I looked back over my shoulder where my old house was—my Hanna, my Margit and my Jerrik. Dawn had come while I slipped through time, and I could see snippets of their life: of Astrid, lovingly plaiting Hanna’s hair with flowers, a peaceful smile on her face as she hummed the Wishing Prayer she was going to shortly sing. My Jerrik, trimming his beard with a smile in the mirror, and my Margit, looking wistfully at Hanna in her beautiful dress, imagining her own wedding.

I longed to be there and see my girls as they married; I longed to witness the church doors open to my girls in their white dresses, and then close again behind them as they left with their new husbands. I wanted to see their bellies swell and my grandchildren grow. I wanted to see how handsome Jerrik would be as a grandfather, and I wished that I were beside him. But I wasn’t.

I wasn’t, and he was happy. They were happy. And even though I yearned to still be there with them, holding them, loving them, and walking their paths together with them, I wasn’t. I was gone, and it was time for me to let my family have their future. They would be happy, and it gave me peace to know their lives would be full of joy.

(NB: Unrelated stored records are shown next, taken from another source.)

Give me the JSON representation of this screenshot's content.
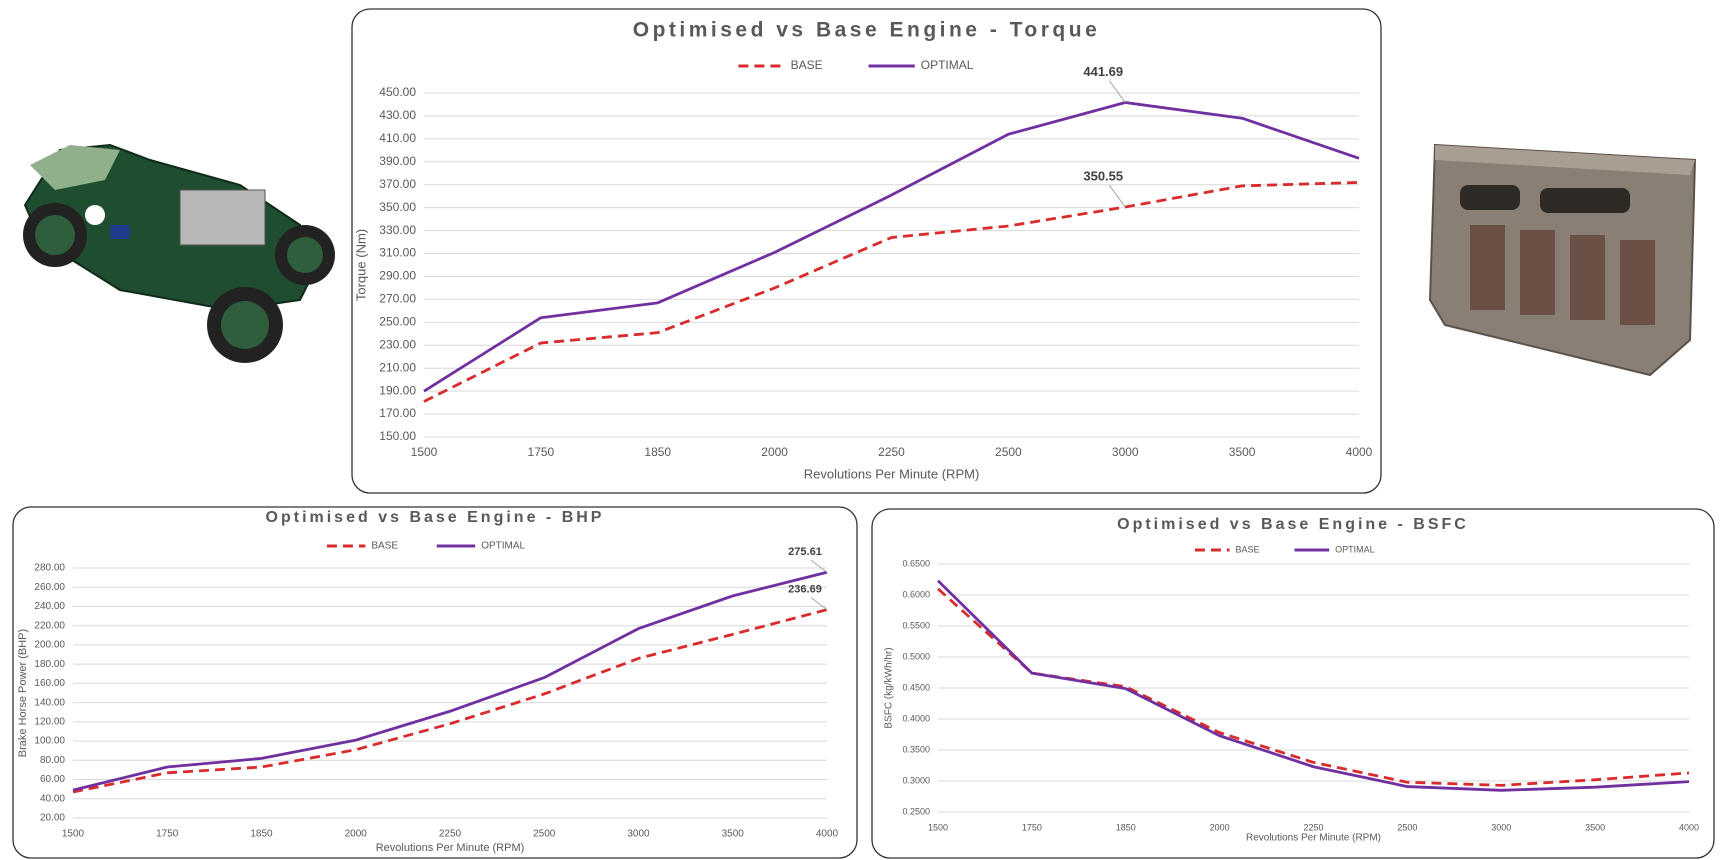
{
  "chart_data": [
    {
      "type": "line",
      "title": "Optimised vs Base Engine - Torque",
      "xlabel": "Revolutions Per Minute (RPM)",
      "ylabel": "Torque (Nm)",
      "categories": [
        "1500",
        "1750",
        "1850",
        "2000",
        "2250",
        "2500",
        "3000",
        "3500",
        "4000"
      ],
      "series": [
        {
          "name": "BASE",
          "color": "#d92b2b",
          "dashed": true,
          "values": [
            181,
            232,
            241,
            280,
            324,
            334,
            350.55,
            369,
            372
          ],
          "value_labels": [
            null,
            null,
            null,
            null,
            null,
            null,
            "350.55",
            null,
            null
          ]
        },
        {
          "name": "OPTIMAL",
          "color": "#7030a0",
          "dashed": false,
          "values": [
            190,
            254,
            267,
            311,
            361,
            414,
            441.69,
            428,
            393
          ],
          "value_labels": [
            null,
            null,
            null,
            null,
            null,
            null,
            "441.69",
            null,
            null
          ]
        }
      ],
      "ylim": [
        150,
        450
      ],
      "yticks": [
        {
          "value": 150,
          "label": "150.00"
        },
        {
          "value": 170,
          "label": "170.00"
        },
        {
          "value": 190,
          "label": "190.00"
        },
        {
          "value": 210,
          "label": "210.00"
        },
        {
          "value": 230,
          "label": "230.00"
        },
        {
          "value": 250,
          "label": "250.00"
        },
        {
          "value": 270,
          "label": "270.00"
        },
        {
          "value": 290,
          "label": "290.00"
        },
        {
          "value": 310,
          "label": "310.00"
        },
        {
          "value": 330,
          "label": "330.00"
        },
        {
          "value": 350,
          "label": "350.00"
        },
        {
          "value": 370,
          "label": "370.00"
        },
        {
          "value": 390,
          "label": "390.00"
        },
        {
          "value": 410,
          "label": "410.00"
        },
        {
          "value": 430,
          "label": "430.00"
        },
        {
          "value": 450,
          "label": "450.00"
        }
      ],
      "grid": true,
      "legend": "top"
    },
    {
      "type": "line",
      "title": "Optimised vs Base Engine - BHP",
      "xlabel": "Revolutions Per Minute (RPM)",
      "ylabel": "Brake Horse Power (BHP)",
      "categories": [
        "1500",
        "1750",
        "1850",
        "2000",
        "2250",
        "2500",
        "3000",
        "3500",
        "4000"
      ],
      "series": [
        {
          "name": "BASE",
          "color": "#d92b2b",
          "dashed": true,
          "values": [
            47,
            67,
            73,
            91,
            118,
            149,
            186,
            211,
            236.69
          ],
          "value_labels": [
            null,
            null,
            null,
            null,
            null,
            null,
            null,
            null,
            "236.69"
          ]
        },
        {
          "name": "OPTIMAL",
          "color": "#7030a0",
          "dashed": false,
          "values": [
            49,
            73,
            82,
            101,
            131,
            166,
            217,
            251,
            275.61
          ],
          "value_labels": [
            null,
            null,
            null,
            null,
            null,
            null,
            null,
            null,
            "275.61"
          ]
        }
      ],
      "ylim": [
        20,
        280
      ],
      "yticks": [
        {
          "value": 20,
          "label": "20.00"
        },
        {
          "value": 40,
          "label": "40.00"
        },
        {
          "value": 60,
          "label": "60.00"
        },
        {
          "value": 80,
          "label": "80.00"
        },
        {
          "value": 100,
          "label": "100.00"
        },
        {
          "value": 120,
          "label": "120.00"
        },
        {
          "value": 140,
          "label": "140.00"
        },
        {
          "value": 160,
          "label": "160.00"
        },
        {
          "value": 180,
          "label": "180.00"
        },
        {
          "value": 200,
          "label": "200.00"
        },
        {
          "value": 220,
          "label": "220.00"
        },
        {
          "value": 240,
          "label": "240.00"
        },
        {
          "value": 260,
          "label": "260.00"
        },
        {
          "value": 280,
          "label": "280.00"
        }
      ],
      "grid": true,
      "legend": "top"
    },
    {
      "type": "line",
      "title": "Optimised vs Base Engine - BSFC",
      "xlabel": "Revolutions Per Minute (RPM)",
      "ylabel": "BSFC (kg/kWh/hr)",
      "categories": [
        "1500",
        "1750",
        "1850",
        "2000",
        "2250",
        "2500",
        "3000",
        "3500",
        "4000"
      ],
      "series": [
        {
          "name": "BASE",
          "color": "#d92b2b",
          "dashed": true,
          "values": [
            0.61,
            0.474,
            0.452,
            0.378,
            0.33,
            0.298,
            0.293,
            0.302,
            0.313
          ]
        },
        {
          "name": "OPTIMAL",
          "color": "#7030a0",
          "dashed": false,
          "values": [
            0.623,
            0.474,
            0.449,
            0.373,
            0.323,
            0.291,
            0.285,
            0.29,
            0.299
          ]
        }
      ],
      "ylim": [
        0.25,
        0.65
      ],
      "yticks": [
        {
          "value": 0.25,
          "label": "0.2500"
        },
        {
          "value": 0.3,
          "label": "0.3000"
        },
        {
          "value": 0.35,
          "label": "0.3500"
        },
        {
          "value": 0.4,
          "label": "0.4000"
        },
        {
          "value": 0.45,
          "label": "0.4500"
        },
        {
          "value": 0.5,
          "label": "0.5000"
        },
        {
          "value": 0.55,
          "label": "0.5500"
        },
        {
          "value": 0.6,
          "label": "0.6000"
        },
        {
          "value": 0.65,
          "label": "0.6500"
        }
      ],
      "grid": true,
      "legend": "top"
    }
  ]
}
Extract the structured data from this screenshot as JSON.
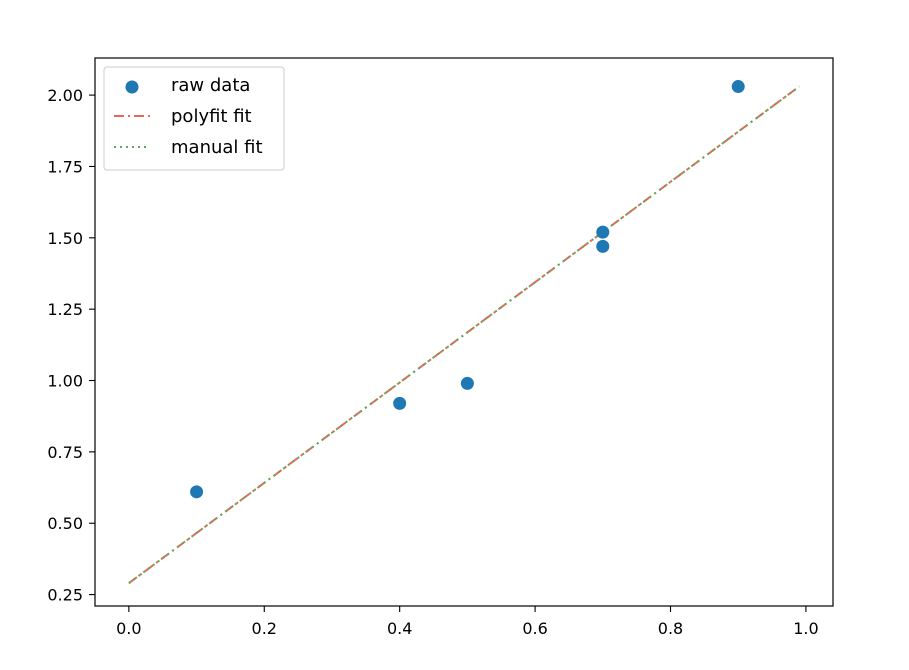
{
  "chart_data": {
    "type": "scatter",
    "title": "",
    "xlabel": "",
    "ylabel": "",
    "xlim": [
      -0.05,
      1.04
    ],
    "ylim": [
      0.21,
      2.13
    ],
    "grid": false,
    "legend_position": "top-left",
    "x_ticks": [
      {
        "value": 0.0,
        "label": "0.0"
      },
      {
        "value": 0.2,
        "label": "0.2"
      },
      {
        "value": 0.4,
        "label": "0.4"
      },
      {
        "value": 0.6,
        "label": "0.6"
      },
      {
        "value": 0.8,
        "label": "0.8"
      },
      {
        "value": 1.0,
        "label": "1.0"
      }
    ],
    "y_ticks": [
      {
        "value": 0.25,
        "label": "0.25"
      },
      {
        "value": 0.5,
        "label": "0.50"
      },
      {
        "value": 0.75,
        "label": "0.75"
      },
      {
        "value": 1.0,
        "label": "1.00"
      },
      {
        "value": 1.25,
        "label": "1.25"
      },
      {
        "value": 1.5,
        "label": "1.50"
      },
      {
        "value": 1.75,
        "label": "1.75"
      },
      {
        "value": 2.0,
        "label": "2.00"
      }
    ],
    "series": [
      {
        "name": "raw data",
        "kind": "scatter",
        "color": "#1f77b4",
        "points": [
          {
            "x": 0.1,
            "y": 0.61
          },
          {
            "x": 0.4,
            "y": 0.92
          },
          {
            "x": 0.5,
            "y": 0.99
          },
          {
            "x": 0.7,
            "y": 1.52
          },
          {
            "x": 0.7,
            "y": 1.47
          },
          {
            "x": 0.9,
            "y": 2.03
          }
        ]
      },
      {
        "name": "polyfit fit",
        "kind": "line",
        "style": "dashdot",
        "color": "#e8665a",
        "points": [
          {
            "x": 0.0,
            "y": 0.29
          },
          {
            "x": 0.99,
            "y": 2.03
          }
        ]
      },
      {
        "name": "manual fit",
        "kind": "line",
        "style": "dotted",
        "color": "#5aab5a",
        "points": [
          {
            "x": 0.0,
            "y": 0.29
          },
          {
            "x": 0.99,
            "y": 2.03
          }
        ]
      }
    ]
  }
}
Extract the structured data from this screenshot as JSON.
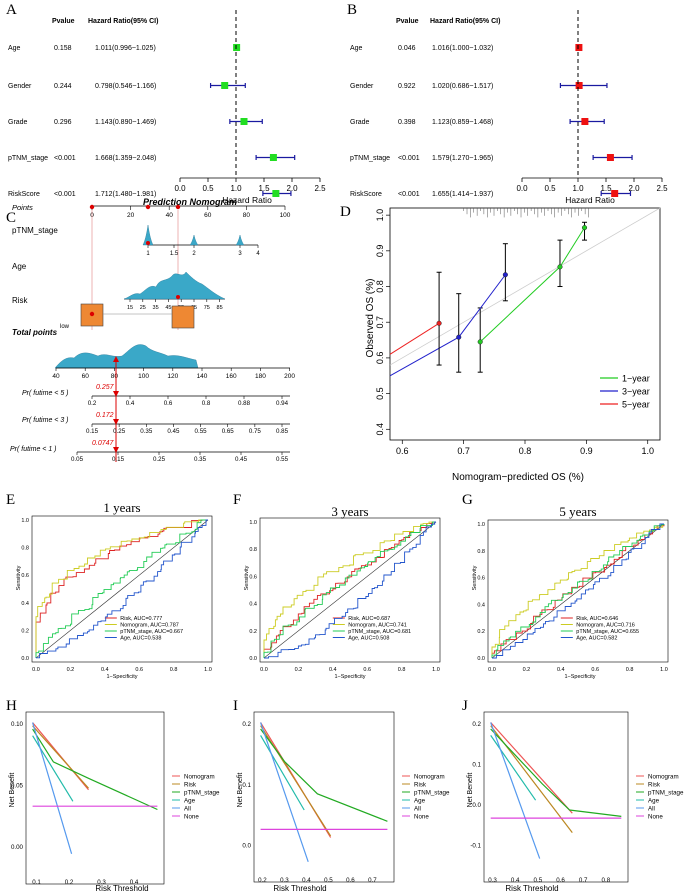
{
  "panel_letters": [
    "A",
    "B",
    "C",
    "D",
    "E",
    "F",
    "G",
    "H",
    "I",
    "J"
  ],
  "forest": {
    "header_p": "Pvalue",
    "header_hr": "Hazard Ratio(95% CI)",
    "xlabel": "Hazard Ratio",
    "ticks": [
      "0.0",
      "0.5",
      "1.0",
      "1.5",
      "2.0",
      "2.5"
    ],
    "tick_values": [
      0,
      0.5,
      1.0,
      1.5,
      2.0,
      2.5
    ],
    "A_color": "#22dd22",
    "B_color": "#ee1111",
    "ci_color": "#1a1aa0",
    "A": [
      {
        "name": "Age",
        "p": "0.158",
        "hr_text": "1.011(0.996~1.025)",
        "hr": 1.011,
        "lo": 0.996,
        "hi": 1.025
      },
      {
        "name": "Gender",
        "p": "0.244",
        "hr_text": "0.798(0.546~1.166)",
        "hr": 0.798,
        "lo": 0.546,
        "hi": 1.166
      },
      {
        "name": "Grade",
        "p": "0.296",
        "hr_text": "1.143(0.890~1.469)",
        "hr": 1.143,
        "lo": 0.89,
        "hi": 1.469
      },
      {
        "name": "pTNM_stage",
        "p": "<0.001",
        "hr_text": "1.668(1.359~2.048)",
        "hr": 1.668,
        "lo": 1.359,
        "hi": 2.048
      },
      {
        "name": "RiskScore",
        "p": "<0.001",
        "hr_text": "1.712(1.480~1.981)",
        "hr": 1.712,
        "lo": 1.48,
        "hi": 1.981
      }
    ],
    "B": [
      {
        "name": "Age",
        "p": "0.046",
        "hr_text": "1.016(1.000~1.032)",
        "hr": 1.016,
        "lo": 1.0,
        "hi": 1.032
      },
      {
        "name": "Gender",
        "p": "0.922",
        "hr_text": "1.020(0.686~1.517)",
        "hr": 1.02,
        "lo": 0.686,
        "hi": 1.517
      },
      {
        "name": "Grade",
        "p": "0.398",
        "hr_text": "1.123(0.859~1.468)",
        "hr": 1.123,
        "lo": 0.859,
        "hi": 1.468
      },
      {
        "name": "pTNM_stage",
        "p": "<0.001",
        "hr_text": "1.579(1.270~1.965)",
        "hr": 1.579,
        "lo": 1.27,
        "hi": 1.965
      },
      {
        "name": "RiskScore",
        "p": "<0.001",
        "hr_text": "1.655(1.414~1.937)",
        "hr": 1.655,
        "lo": 1.414,
        "hi": 1.937
      }
    ]
  },
  "nomogram": {
    "title": "Prediction Nomogram",
    "points_label": "Points",
    "points_ticks": [
      "0",
      "20",
      "40",
      "60",
      "80",
      "100"
    ],
    "ptnm_label": "pTNM_stage",
    "ptnm_ticks": [
      "1",
      "1.5",
      "2",
      "3",
      "4"
    ],
    "age_label": "Age",
    "age_ticks": [
      "15",
      "25",
      "35",
      "45",
      "55",
      "65",
      "75",
      "85"
    ],
    "risk_label": "Risk",
    "risk_low": "low",
    "risk_high": "high",
    "total_label": "Total points",
    "total_ticks": [
      "40",
      "60",
      "80",
      "100",
      "120",
      "140",
      "160",
      "180",
      "200"
    ],
    "rows": [
      {
        "label": "Pr( futime < 5 )",
        "value": "0.257",
        "ticks": [
          "0.2",
          "0.4",
          "0.6",
          "0.8",
          "0.88",
          "0.94"
        ]
      },
      {
        "label": "Pr( futime < 3 )",
        "value": "0.172",
        "ticks": [
          "0.15",
          "0.25",
          "0.35",
          "0.45",
          "0.55",
          "0.65",
          "0.75",
          "0.85"
        ]
      },
      {
        "label": "Pr( futime < 1 )",
        "value": "0.0747",
        "ticks": [
          "0.05",
          "0.15",
          "0.25",
          "0.35",
          "0.45",
          "0.55"
        ]
      }
    ]
  },
  "calibration": {
    "xlabel": "Nomogram−predicted OS (%)",
    "ylabel": "Observed OS (%)",
    "xticks": [
      "0.6",
      "0.7",
      "0.8",
      "0.9",
      "1.0"
    ],
    "yticks": [
      "0.4",
      "0.5",
      "0.6",
      "0.7",
      "0.8",
      "0.9",
      "1.0"
    ],
    "series": [
      {
        "name": "1−year",
        "color": "#22cc22",
        "x": [
          0.727,
          0.857,
          0.897
        ],
        "y": [
          0.645,
          0.855,
          0.965
        ],
        "lo": [
          0.56,
          0.8,
          0.93
        ],
        "hi": [
          0.74,
          0.93,
          0.98
        ]
      },
      {
        "name": "3−year",
        "color": "#2222cc",
        "x": [
          0.692,
          0.768
        ],
        "y": [
          0.658,
          0.833
        ],
        "lo": [
          0.56,
          0.76
        ],
        "hi": [
          0.78,
          0.92
        ]
      },
      {
        "name": "5−year",
        "color": "#ee2222",
        "x": [
          0.66
        ],
        "y": [
          0.697
        ],
        "lo": [
          0.58
        ],
        "hi": [
          0.84
        ]
      }
    ]
  },
  "roc": {
    "xlabel": "1−Specificity",
    "ylabel": "Sensitivity",
    "ticks": [
      "0.0",
      "0.2",
      "0.4",
      "0.6",
      "0.8",
      "1.0"
    ],
    "colors": {
      "Risk": "#dd2222",
      "Nomogram": "#cccc22",
      "pTNM_stage": "#22cc55",
      "Age": "#2255cc"
    },
    "panels": [
      {
        "title": "1 years",
        "legend": [
          "Risk, AUC=0.777",
          "Nomogram, AUC=0.787",
          "pTNM_stage, AUC=0.667",
          "Age, AUC=0.538"
        ]
      },
      {
        "title": "3 years",
        "legend": [
          "Risk, AUC=0.687",
          "Nomogram, AUC=0.741",
          "pTNM_stage, AUC=0.681",
          "Age, AUC=0.508"
        ]
      },
      {
        "title": "5 years",
        "legend": [
          "Risk, AUC=0.646",
          "Nomogram, AUC=0.716",
          "pTNM_stage, AUC=0.655",
          "Age, AUC=0.582"
        ]
      }
    ]
  },
  "dca": {
    "xlabel": "Risk Threshold",
    "ylabel": "Net Benefit",
    "legend": [
      "Nomogram",
      "Risk",
      "pTNM_stage",
      "Age",
      "All",
      "None"
    ],
    "colors": [
      "#ee5555",
      "#bb8822",
      "#22aa22",
      "#22bbaa",
      "#5599ee",
      "#dd44dd"
    ],
    "panels": [
      {
        "xticks": [
          "0.1",
          "0.2",
          "0.3",
          "0.4"
        ],
        "yticks": [
          "0.00",
          "0.05",
          "0.10"
        ]
      },
      {
        "xticks": [
          "0.2",
          "0.3",
          "0.4",
          "0.5",
          "0.6",
          "0.7"
        ],
        "yticks": [
          "0.0",
          "0.1",
          "0.2"
        ]
      },
      {
        "xticks": [
          "0.3",
          "0.4",
          "0.5",
          "0.6",
          "0.7",
          "0.8"
        ],
        "yticks": [
          "-0.1",
          "0.0",
          "0.1",
          "0.2"
        ]
      }
    ]
  }
}
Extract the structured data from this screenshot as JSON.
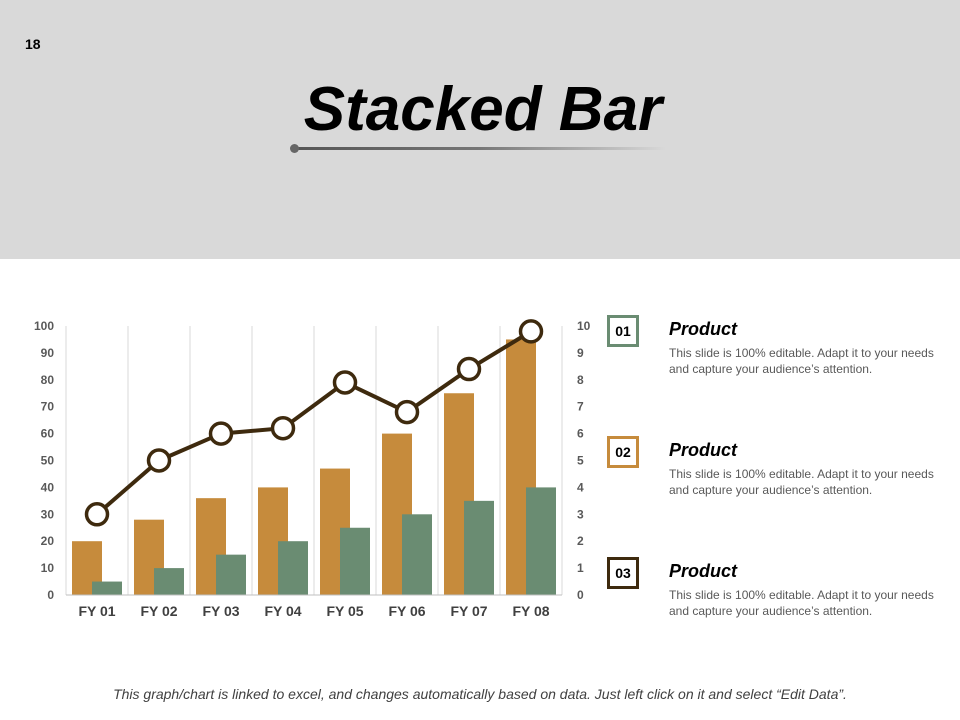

I turned and took my mother’s hands, just as I had when she’d sung her Wishing Prayer to me to help me cross from maidenhood into marriage. Once again, she was going to help me cross another threshold in my life: my death, into the eternity beyond that awaited me. It was time for me to take my seat at the eternal banquet.

It was time for me to finish my Last Journey.

~ FIN ~

13 thoughts on “Godspeed – Complete

  1. I am crying but they are happy tears. This last piece was very emotional, ya did an amazing job, and i am happy she found peace. The part where the chakles broke was wooooooow I am stuned. Thank you a lot for writing!

  2. OOHB. MMMYY GOOOOODDD

    I’m full on sobbing how do you do this! Eoe what was your inspiration for this? Such a deep and tender topic with sprinkles of gay god I love your work Asy

    • Hum, my inspiration? My stories always tackle human emotions or human struggles – forgiveness, self-expression, grief, pain, unrequited love, etc. For me, writing is how I explore and make sense of emotion. One of the things I notice about my clients is how holding on to anger and bitterness always causes them to ruin their own lives, so I imagine that’s what I was channeling when I decided that this topic was what I wanted to explore :3

      I’m glad you enjoyed it, and I’m glad I was able to move you!

  3. THIS PUNCHED ME IN THE HEART

    (seriously, just…all the feels!!! so bittersweet!! it feels RIGHT though, like it could not and should not have ended literally any other way ; – ; thank you for wrecking me so thoroughly, that takes a HELL of an intuitive talent + well-honed skill!!)